Reprenant son habit officiel, le ministre de l'intérieur, M. Daho OuldKablia, a déclaré, à la veille des élections locales du 29 novembre, que les nouvelles municipalités allaient être impliquées dans l'opération. Il a également annoncé que 8.000 commerçants travaillant dans l'informel ont été recyclés selon différentes formules depuis deux mois. Selon lui, ils sont encore 65.000 auxquels il faut offrir des solutions de rechange pour les intégrer dans les circuits légaux.  Tous les établissements seront sollicités pour fournir des locaux, a déclaré M. OuldKablia, citant notamment les OPGI (office de promotion et de gestion immobilière, pour le logement locatif), l'AADL (Agence de Logement pour le promotionnel), ainsi que les collectivités territoriales. Pour le ministre de l'intérieur, l'opération devrait être achevée à l'été prochain, à la veille du Ramadhan.Le ministre du commerce, M. MostéfaBenbada, tente de son côté de reprendre la main sur ce dossier, en multipliant les initiatives destinées à assainir le secteur. Il a annoncé que sept milliards de dinars ont été consacrés à la réhabilitation de 43 marchés, et que dix milliards de dinars seront consacrés à la réalisation de nouveaux espaces commerciaux. Le ministre du commerce a donné une idée de l'ampleur du marché informel, en annonçant que  1.512 sites de commerces informels ont été enregistrés à l'automne 2012, contre 750 un an plus tôt. Mais l'informel ne se limite pas à ces sites, car une partie du commerce officiellement établi échappe au fisc, selon une pratique très répandue. Une tentative des autorités d'imposer la facturation dans toutes les transactions commerciales a tourné court début 2011, car elle coïncidait avec les émeutes qui ont eu lieu en plein « printemps arabe ». De même, le gouvernement est revenu à plusieurs reprises sur l'obligation du paiement par chèque, pourtant imposée par la loi, alors que la marge entre informel et trafics en tous genres est parfois difficile à établir.
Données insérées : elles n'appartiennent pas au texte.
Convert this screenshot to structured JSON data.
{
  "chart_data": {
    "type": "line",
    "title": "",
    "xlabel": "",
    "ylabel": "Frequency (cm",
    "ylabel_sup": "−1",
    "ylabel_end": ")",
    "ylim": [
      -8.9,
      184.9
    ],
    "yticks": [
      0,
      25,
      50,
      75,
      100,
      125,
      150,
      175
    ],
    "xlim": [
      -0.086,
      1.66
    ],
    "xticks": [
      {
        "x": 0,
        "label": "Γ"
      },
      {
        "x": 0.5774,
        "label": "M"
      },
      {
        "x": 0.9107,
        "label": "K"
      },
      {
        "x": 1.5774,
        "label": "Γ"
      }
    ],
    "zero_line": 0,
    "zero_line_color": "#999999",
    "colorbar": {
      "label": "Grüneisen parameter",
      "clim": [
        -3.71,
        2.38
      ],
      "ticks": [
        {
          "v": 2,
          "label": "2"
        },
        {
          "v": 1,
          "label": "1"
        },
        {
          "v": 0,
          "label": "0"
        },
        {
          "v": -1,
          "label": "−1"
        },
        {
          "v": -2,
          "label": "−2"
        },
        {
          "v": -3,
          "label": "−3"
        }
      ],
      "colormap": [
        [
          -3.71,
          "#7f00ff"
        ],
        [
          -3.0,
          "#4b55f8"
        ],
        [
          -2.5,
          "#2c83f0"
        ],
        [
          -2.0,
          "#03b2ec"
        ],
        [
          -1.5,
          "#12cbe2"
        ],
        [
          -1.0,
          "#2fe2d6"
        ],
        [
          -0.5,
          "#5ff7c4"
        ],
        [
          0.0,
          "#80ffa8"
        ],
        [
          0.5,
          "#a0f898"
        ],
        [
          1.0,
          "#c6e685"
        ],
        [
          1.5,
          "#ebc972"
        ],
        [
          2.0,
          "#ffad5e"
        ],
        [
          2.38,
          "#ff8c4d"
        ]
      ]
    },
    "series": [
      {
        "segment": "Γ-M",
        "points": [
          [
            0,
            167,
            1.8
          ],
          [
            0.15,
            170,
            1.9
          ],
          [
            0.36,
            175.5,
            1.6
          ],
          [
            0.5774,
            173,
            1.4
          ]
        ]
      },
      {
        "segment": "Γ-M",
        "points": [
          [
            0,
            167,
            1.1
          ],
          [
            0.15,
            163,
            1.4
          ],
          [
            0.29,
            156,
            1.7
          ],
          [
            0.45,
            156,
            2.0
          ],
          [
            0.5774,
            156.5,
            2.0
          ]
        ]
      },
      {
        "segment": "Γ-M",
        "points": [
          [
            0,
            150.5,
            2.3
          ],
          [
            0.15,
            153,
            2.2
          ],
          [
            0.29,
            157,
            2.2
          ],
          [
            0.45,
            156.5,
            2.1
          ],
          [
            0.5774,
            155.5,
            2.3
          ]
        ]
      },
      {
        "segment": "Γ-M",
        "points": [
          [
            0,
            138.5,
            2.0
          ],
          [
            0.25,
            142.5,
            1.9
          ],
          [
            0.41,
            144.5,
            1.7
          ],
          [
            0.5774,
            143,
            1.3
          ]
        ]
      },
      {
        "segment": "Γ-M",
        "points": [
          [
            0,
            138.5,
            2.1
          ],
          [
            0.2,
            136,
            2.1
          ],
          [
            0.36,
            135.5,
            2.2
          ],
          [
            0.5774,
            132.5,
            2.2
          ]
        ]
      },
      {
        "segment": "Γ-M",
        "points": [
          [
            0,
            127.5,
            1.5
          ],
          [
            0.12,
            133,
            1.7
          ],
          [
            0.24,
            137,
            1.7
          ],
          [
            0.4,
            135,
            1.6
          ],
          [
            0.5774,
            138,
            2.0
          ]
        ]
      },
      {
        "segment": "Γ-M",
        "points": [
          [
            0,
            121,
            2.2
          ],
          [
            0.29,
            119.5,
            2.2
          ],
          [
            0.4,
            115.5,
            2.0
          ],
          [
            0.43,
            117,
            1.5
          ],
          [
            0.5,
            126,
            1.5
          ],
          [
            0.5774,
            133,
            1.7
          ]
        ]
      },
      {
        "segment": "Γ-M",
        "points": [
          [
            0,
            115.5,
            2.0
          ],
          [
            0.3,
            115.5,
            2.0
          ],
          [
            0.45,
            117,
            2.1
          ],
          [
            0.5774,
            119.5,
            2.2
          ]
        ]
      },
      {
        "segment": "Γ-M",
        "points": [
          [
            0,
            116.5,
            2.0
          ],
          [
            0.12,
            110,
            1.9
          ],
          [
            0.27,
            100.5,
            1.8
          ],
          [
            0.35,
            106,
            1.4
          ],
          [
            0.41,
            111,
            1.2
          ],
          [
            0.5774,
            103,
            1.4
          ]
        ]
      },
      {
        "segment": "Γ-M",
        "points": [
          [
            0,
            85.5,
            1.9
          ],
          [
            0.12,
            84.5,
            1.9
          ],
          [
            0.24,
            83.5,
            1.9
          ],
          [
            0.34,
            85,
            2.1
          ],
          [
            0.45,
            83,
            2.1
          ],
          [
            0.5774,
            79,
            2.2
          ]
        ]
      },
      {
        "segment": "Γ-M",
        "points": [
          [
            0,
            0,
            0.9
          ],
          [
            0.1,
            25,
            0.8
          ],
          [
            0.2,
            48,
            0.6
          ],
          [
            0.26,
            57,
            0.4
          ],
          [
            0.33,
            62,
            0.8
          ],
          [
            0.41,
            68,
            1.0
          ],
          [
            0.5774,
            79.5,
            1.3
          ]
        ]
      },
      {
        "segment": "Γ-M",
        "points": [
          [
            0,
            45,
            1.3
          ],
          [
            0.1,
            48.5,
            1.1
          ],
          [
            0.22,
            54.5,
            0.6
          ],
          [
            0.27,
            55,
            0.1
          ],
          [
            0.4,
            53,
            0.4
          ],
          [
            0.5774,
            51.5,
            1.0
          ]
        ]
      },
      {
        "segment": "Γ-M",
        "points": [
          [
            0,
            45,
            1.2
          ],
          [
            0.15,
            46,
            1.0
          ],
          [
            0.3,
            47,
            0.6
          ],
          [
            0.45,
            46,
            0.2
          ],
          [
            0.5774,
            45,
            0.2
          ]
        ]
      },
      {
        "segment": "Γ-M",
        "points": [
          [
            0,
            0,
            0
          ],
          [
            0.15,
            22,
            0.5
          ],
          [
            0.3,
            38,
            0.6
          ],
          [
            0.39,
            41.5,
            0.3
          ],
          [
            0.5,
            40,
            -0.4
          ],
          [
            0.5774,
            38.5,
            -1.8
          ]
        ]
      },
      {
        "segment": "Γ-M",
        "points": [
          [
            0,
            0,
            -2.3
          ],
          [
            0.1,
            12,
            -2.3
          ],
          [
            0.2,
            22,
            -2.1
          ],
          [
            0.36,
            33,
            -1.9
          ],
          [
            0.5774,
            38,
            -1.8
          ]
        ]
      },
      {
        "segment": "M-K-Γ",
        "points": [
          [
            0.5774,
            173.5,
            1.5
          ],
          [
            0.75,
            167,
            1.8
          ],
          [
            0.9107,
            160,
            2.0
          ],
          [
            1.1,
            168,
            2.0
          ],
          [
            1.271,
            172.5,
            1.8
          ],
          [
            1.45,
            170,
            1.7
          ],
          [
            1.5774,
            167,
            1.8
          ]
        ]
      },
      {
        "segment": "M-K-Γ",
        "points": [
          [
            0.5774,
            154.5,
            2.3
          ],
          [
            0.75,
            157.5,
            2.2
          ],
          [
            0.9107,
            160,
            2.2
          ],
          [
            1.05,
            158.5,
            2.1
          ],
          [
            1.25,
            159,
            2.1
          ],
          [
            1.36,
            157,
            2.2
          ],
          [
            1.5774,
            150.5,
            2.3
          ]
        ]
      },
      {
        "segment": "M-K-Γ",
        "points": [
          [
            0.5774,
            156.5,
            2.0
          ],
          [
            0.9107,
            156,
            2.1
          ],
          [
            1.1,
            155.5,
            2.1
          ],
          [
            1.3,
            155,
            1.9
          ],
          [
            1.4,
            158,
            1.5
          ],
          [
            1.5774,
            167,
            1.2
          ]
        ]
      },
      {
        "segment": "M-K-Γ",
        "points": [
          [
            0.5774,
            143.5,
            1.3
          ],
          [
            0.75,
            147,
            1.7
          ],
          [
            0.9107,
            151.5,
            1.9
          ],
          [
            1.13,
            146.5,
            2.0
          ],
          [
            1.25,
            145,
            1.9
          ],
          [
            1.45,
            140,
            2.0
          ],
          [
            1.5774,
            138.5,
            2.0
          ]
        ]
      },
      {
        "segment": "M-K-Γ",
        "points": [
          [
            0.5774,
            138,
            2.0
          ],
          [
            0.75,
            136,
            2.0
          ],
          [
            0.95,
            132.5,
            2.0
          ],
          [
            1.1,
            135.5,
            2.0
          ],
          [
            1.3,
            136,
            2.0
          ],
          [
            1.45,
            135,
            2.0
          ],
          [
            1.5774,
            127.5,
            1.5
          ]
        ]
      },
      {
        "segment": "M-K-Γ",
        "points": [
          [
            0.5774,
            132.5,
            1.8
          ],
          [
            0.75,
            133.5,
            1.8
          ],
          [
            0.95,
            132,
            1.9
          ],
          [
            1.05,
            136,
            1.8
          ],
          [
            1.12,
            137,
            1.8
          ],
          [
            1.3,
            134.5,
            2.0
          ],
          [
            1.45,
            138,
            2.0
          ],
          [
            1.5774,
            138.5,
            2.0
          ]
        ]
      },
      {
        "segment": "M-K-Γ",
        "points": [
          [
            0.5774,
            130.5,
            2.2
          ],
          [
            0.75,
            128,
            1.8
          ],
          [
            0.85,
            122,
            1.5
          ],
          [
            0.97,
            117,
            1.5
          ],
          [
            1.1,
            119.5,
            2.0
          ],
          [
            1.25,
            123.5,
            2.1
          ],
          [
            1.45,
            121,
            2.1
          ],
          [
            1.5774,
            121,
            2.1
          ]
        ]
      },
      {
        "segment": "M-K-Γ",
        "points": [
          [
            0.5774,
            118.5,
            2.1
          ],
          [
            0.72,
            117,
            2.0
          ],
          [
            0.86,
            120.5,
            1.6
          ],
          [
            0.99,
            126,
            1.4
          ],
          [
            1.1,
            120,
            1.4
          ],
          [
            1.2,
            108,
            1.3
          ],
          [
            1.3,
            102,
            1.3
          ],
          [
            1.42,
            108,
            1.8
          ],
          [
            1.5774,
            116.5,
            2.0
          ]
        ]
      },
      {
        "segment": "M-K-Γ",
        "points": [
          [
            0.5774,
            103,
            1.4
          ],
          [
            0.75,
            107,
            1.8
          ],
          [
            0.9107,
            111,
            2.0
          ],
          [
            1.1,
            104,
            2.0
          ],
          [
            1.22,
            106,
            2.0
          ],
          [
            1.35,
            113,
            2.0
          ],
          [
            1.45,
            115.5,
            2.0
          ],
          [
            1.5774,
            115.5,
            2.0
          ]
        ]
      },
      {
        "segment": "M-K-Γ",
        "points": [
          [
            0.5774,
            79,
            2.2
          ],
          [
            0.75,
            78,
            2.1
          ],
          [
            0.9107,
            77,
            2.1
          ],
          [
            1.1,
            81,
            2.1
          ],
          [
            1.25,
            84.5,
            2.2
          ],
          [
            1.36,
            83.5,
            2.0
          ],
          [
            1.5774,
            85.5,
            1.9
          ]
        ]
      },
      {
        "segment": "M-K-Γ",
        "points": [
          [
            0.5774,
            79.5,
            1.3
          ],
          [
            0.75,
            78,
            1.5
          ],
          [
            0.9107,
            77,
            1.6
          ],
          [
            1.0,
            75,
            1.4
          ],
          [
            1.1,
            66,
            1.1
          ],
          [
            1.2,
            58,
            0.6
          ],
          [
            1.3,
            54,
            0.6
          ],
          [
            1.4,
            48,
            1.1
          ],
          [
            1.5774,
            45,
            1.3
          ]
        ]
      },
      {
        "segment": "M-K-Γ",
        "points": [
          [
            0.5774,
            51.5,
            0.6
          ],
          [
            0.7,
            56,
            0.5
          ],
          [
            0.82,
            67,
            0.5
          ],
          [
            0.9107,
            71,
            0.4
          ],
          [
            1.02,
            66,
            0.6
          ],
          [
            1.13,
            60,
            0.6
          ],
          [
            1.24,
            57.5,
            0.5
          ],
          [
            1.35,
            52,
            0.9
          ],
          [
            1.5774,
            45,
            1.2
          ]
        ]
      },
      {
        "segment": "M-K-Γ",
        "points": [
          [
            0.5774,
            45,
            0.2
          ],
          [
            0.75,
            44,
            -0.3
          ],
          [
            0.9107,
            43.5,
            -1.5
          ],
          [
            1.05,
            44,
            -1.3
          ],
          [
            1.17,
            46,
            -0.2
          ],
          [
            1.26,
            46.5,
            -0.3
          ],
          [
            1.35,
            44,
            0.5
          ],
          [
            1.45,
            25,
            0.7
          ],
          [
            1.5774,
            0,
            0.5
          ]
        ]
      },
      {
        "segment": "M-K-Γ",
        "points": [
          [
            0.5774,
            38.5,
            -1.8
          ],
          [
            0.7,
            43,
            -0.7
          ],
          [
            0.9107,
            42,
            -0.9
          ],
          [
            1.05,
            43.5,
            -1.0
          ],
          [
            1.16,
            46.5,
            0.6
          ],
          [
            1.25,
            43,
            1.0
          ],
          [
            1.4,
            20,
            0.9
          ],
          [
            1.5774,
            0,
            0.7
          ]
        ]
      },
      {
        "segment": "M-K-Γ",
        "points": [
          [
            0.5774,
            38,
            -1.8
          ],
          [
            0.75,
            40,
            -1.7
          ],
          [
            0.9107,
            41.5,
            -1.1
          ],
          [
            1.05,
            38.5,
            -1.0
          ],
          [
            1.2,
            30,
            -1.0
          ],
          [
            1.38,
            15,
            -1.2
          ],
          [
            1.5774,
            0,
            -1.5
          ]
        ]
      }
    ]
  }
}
LEGALISATION DU PARKING SAUVAGE

Pour l'heure, toutefois, la lutte contre l'informel n'a touché qu'un volet, et s'est limitée à l'interdiction de marchés établis en pleine rue, évacués parfois par la force. Malgré des affrontements dans quelques villes, comme à Mostaganem, l'opération s'est déroulée dans trop d'accrocs. Mais dans plusieurs sites, les commerçants ont réinstallé leurs étals aussitôt après le départ des unités des services de sécurité chargées de démanteler les marches en question. A l'approche des élections locales, l'opération a même subi un coup d'arrêt, de peur de voir la situation dégénérer.En parallèle, l'administration va aussi s'attaquer au phénomène du parking sauvage, ce phénomène qui voit des gens, en majorité des jeunes, s'ériger en gardiens de bouts de rues ou de quartiers où ils font payer les automobilistes en toute illégalité, au vu et au su des autorités locales et des services de sécurité.L'opération s'annonce délicate, mais la surprise est également venue du ministre de l'intérieur, qui a annoncé non une élimination du phénomène, mais sa légalisation sous différentes formules. Pas question en effet de s'attaquer de front à cette activité certes illégale, mais socialement utile. Elle sera règlementée, avec des prérogatives et des responsabilités, a indiqué M. Ould Kablia. Ces gardiens de parking porteront des brassards, badges ou des tenues officielles, a-t-il dit, précisant que la mise en œuvre sera probablement confiée aux nouvelles municipalités. Les parkings sauvages, qui s'étendent à tout le pays, y compris à proximité immédiate des bâtiments publics et ceux des services de sécurité, font l'objet d'une vive controverse. Ils génèrent d'importants mouvements financiers échappant à tout contrôle, et échappent aux impôts. Ils grignotent également l'autorité de l'Etat. Mais d'un autre côté, ils assurent une relative sécurité des véhicules, ce que les services de sécurité ne peuvent instaurer à eux seuls. Leur suppression pure et simple risque de provoquer une flambée de viols et d'agressions.